Last spring, I saw images of the incredible heritage timeline school librarian Paula Januzzi-Godfrey had facilitated at her school on Facebook and wanted to know more. I reached out to Paula, and over the summer, she wrote this wonderful description of how it began and developed over time. Thank you, Paula! Your students are SO lucky to have you.
Last September, I began a new job as an elementary librarian at a school that serves predominantly Black and Brown children that represent a variety of cultures and countries of origin. One of my goals was to find meaningful ways to celebrate heritage months. I saw this as a perfect way to generate school-wide enthusiasm about our nonfiction book collections and the many ways we can learn about people, places, history, cultures, and ourselves through nonfiction literacy instruction.
Inspiration for the heritage timeline project developed organically, beginning as I was teaching a lesson in January. I had pulled out some of my favorite books about Martin Luther King, Jr. to share with students. I began each lesson by showing a photo of MLK, Jr. and asking if anyone recognized him.
The majority of the students were not sure, and some identified him as another person, such as LeBron James and Barack Obama. This led to rich, informative discussions about when and why the civil rights movement began, Black Lives Matter, and why we celebrate certain people on certain days.
I began to see that putting people, places, and events in historical context would help student understanding tremendously. Most importantly, I wanted the children to realize that what they were learning about the past was relevant to their lives now. I knew that visual teaching tools like timelines, maps, and photos could play a powerful role in expanding their knowledge.

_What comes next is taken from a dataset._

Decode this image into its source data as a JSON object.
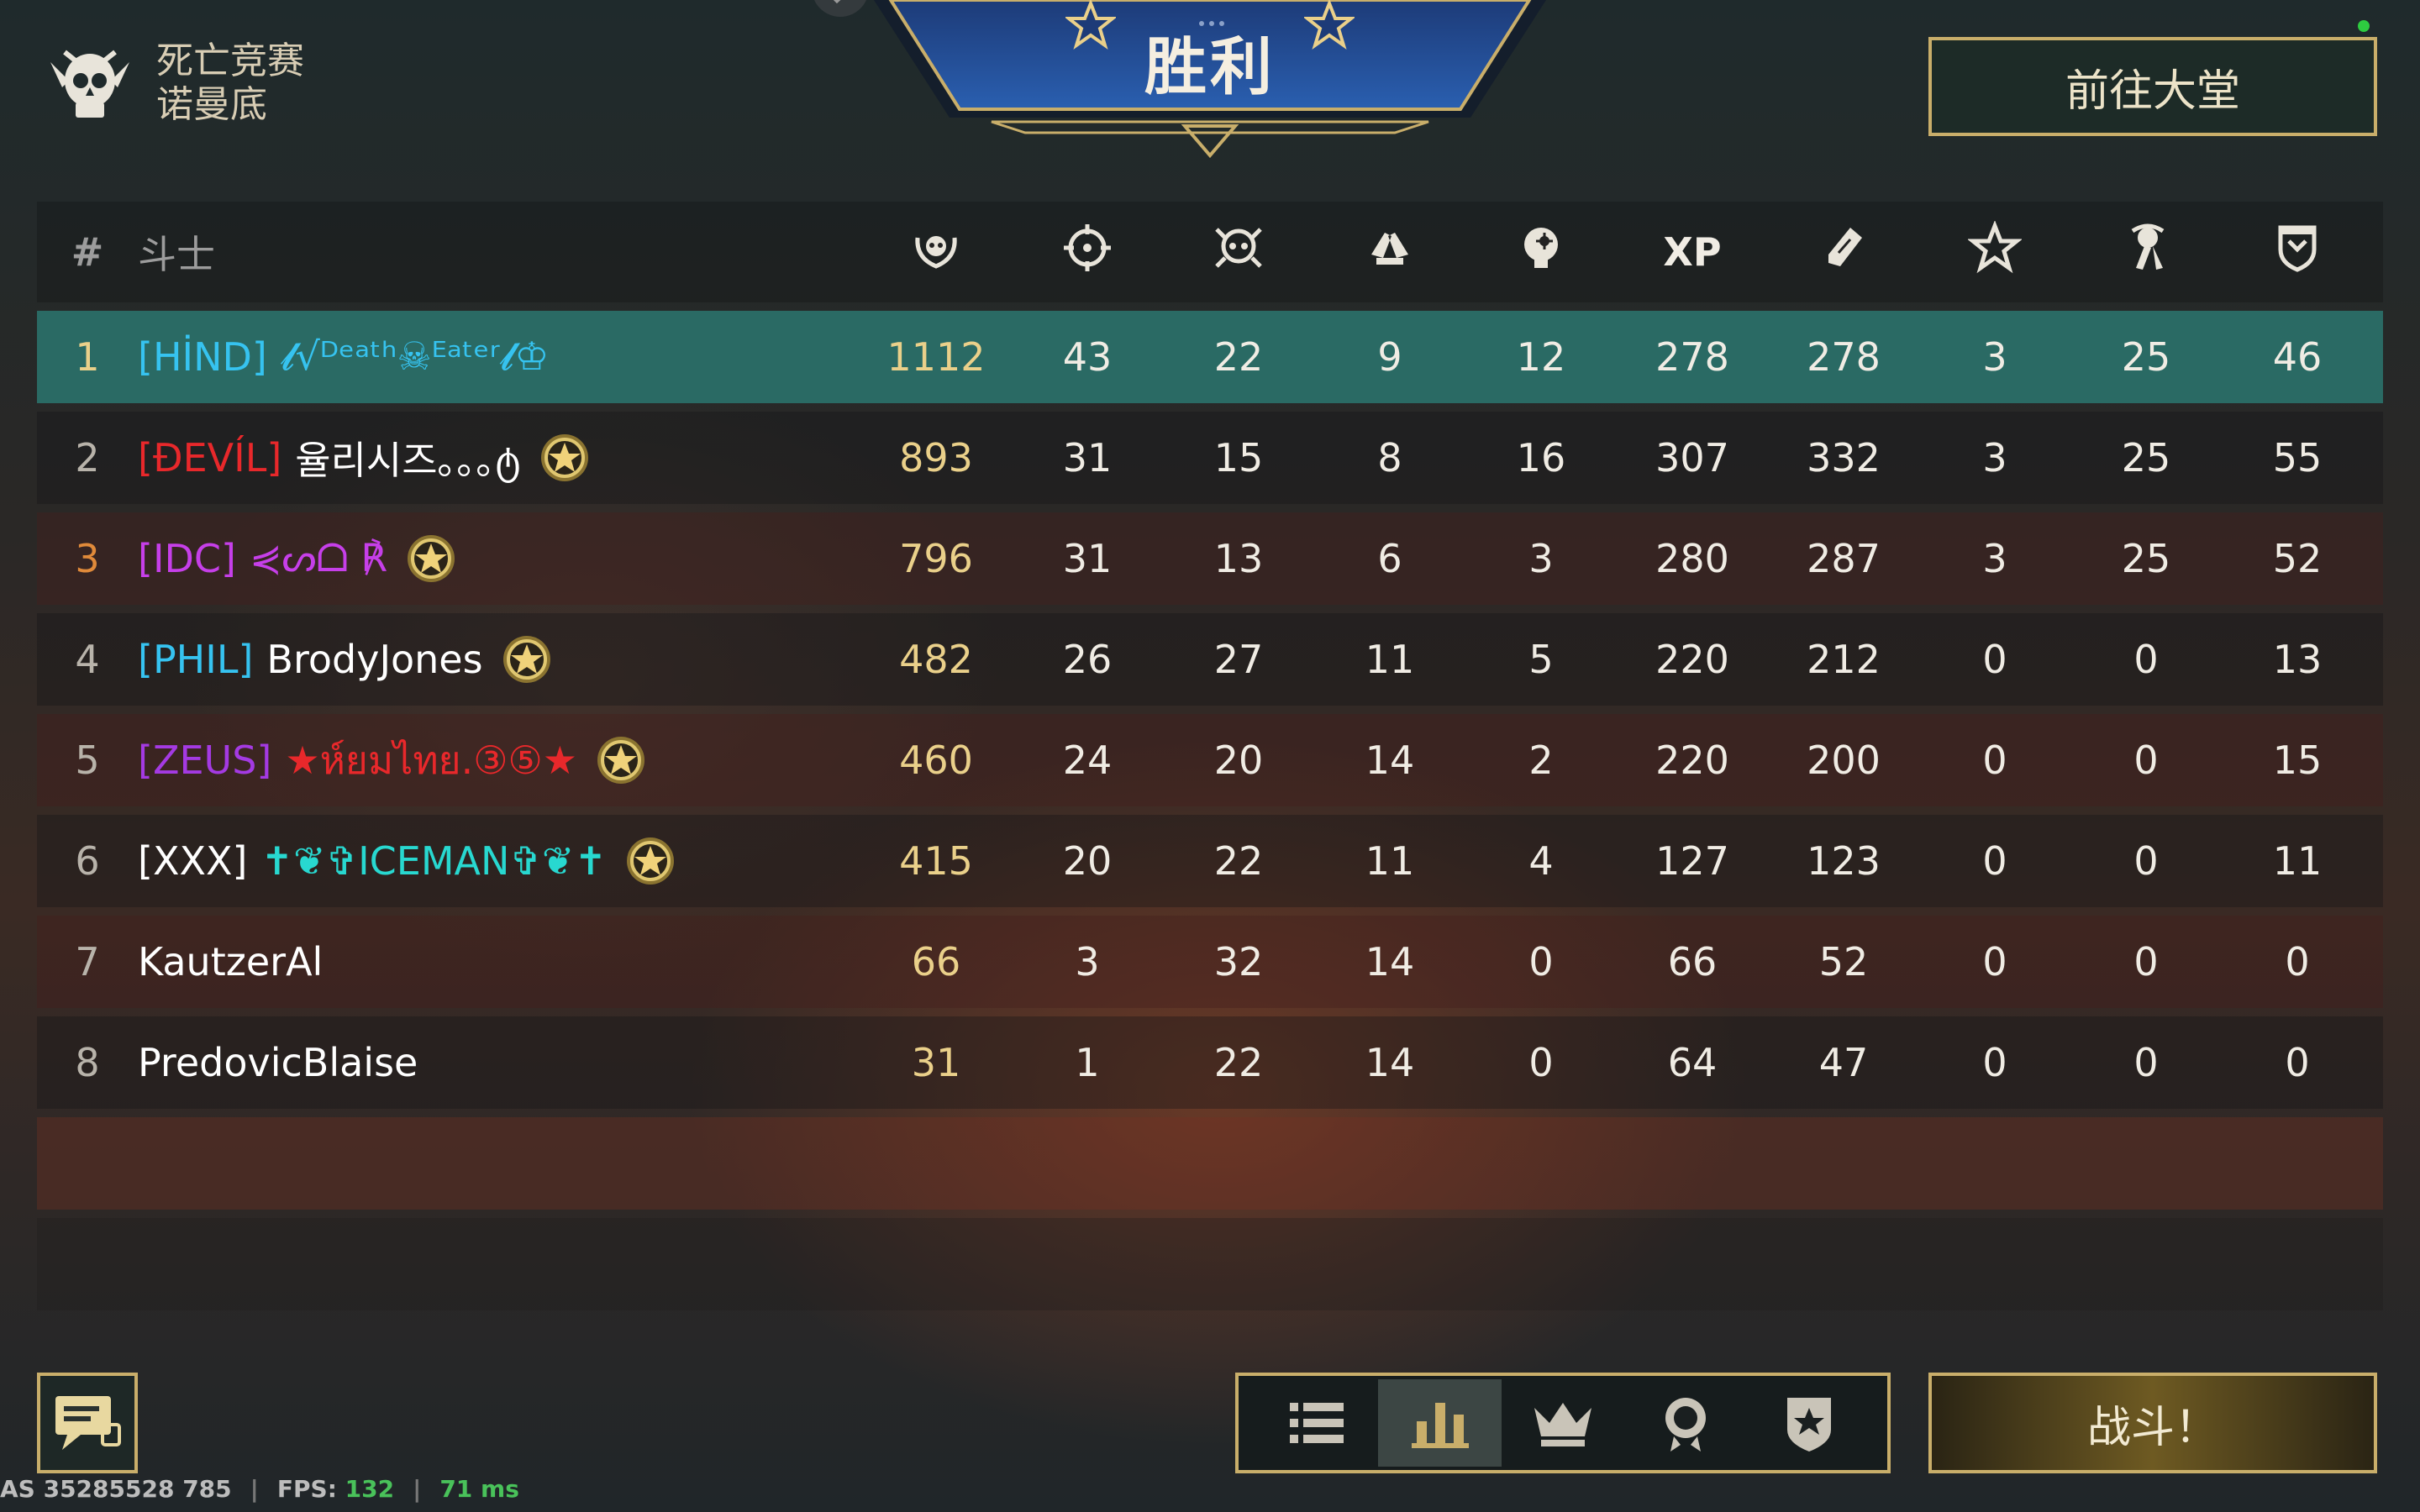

Using a document camera, I began sharing timelines from a variety of nonfiction books. One of my favorites is The Doctor with an Eye for Eyes: The Story of Patricia Bath by Julia Finley Mosca. I used maps and photos to show where events on the timelines occurred, and I connected people and events that had happened across our country or world. These visuals helped students put everything into perspective.
Next, I told students what year I was born and what was happening in history when I was their age, and what was happening when their parents and grandparents were their age. Student engagement was high, and they were asking thought-provoking questions.
As I thought about building on this momentum in a way that made what they were learning interactive, I began to envision a life-size heritage timeline in the main hallway of the school. It would consist of content created by students, teachers, and staff—the entire school community.
So I used black construction paper secured with putty (so that I could remove it later without leaving any marks on the walls) to layout a timeline that began in 1619 and ended in 2022. I provided some templates and invited students and teachers to draw or write about a person or event that we had discussed. Over time, more and more students and teachers added pieces to the timeline.
There was representation of Black artists, politicians, athletes, authors, poets, activists, musicians and more. All genders and people with many shades of black and brown skin tones covered the walls as you entered the school.
One of our guest speakers was a city councilman who could be found in a photo on our timeline with his wife, as local business owners.
I began to notice teachers and students stopping in the hallway to read items on the timeline, and I received feedback about how much our students and staff were enjoying watching the unfolding of the timeline display. Most importantly to me, I heard and saw that students and teachers were seeing themselves reflected in the photos on the timeline.
At the end of the month, I placed two mirrors under the year 2022 along with the words “World Changer”. Our students are our future world changers, so I wanted them to see themselves on the timeline.
The timeline was so well received that staff members asked if it could be kept on display beyond February. That inspired me to not only keep it up in the hallway, but to encourage the school community to keep adding to it for Women's History Month, Poetry Month and Asian Pacific Month. I’m hoping we’ll keep adding to the timeline this year, starting with materials related to Hispanic Heritage month.
Paula Januzzi-Godfrey began her career 37 years ago as a high school special ed teacher. She then taught grades 4-5, became a literacy coach, and currently serves as an elementary school librarian at Glenn Elementary School in Durham, North Carolina. In 1998, she founded and directed a children’s museum in Durham, NC. She has also served as a board member for nonprofit organizations that advocate for children, families, and education.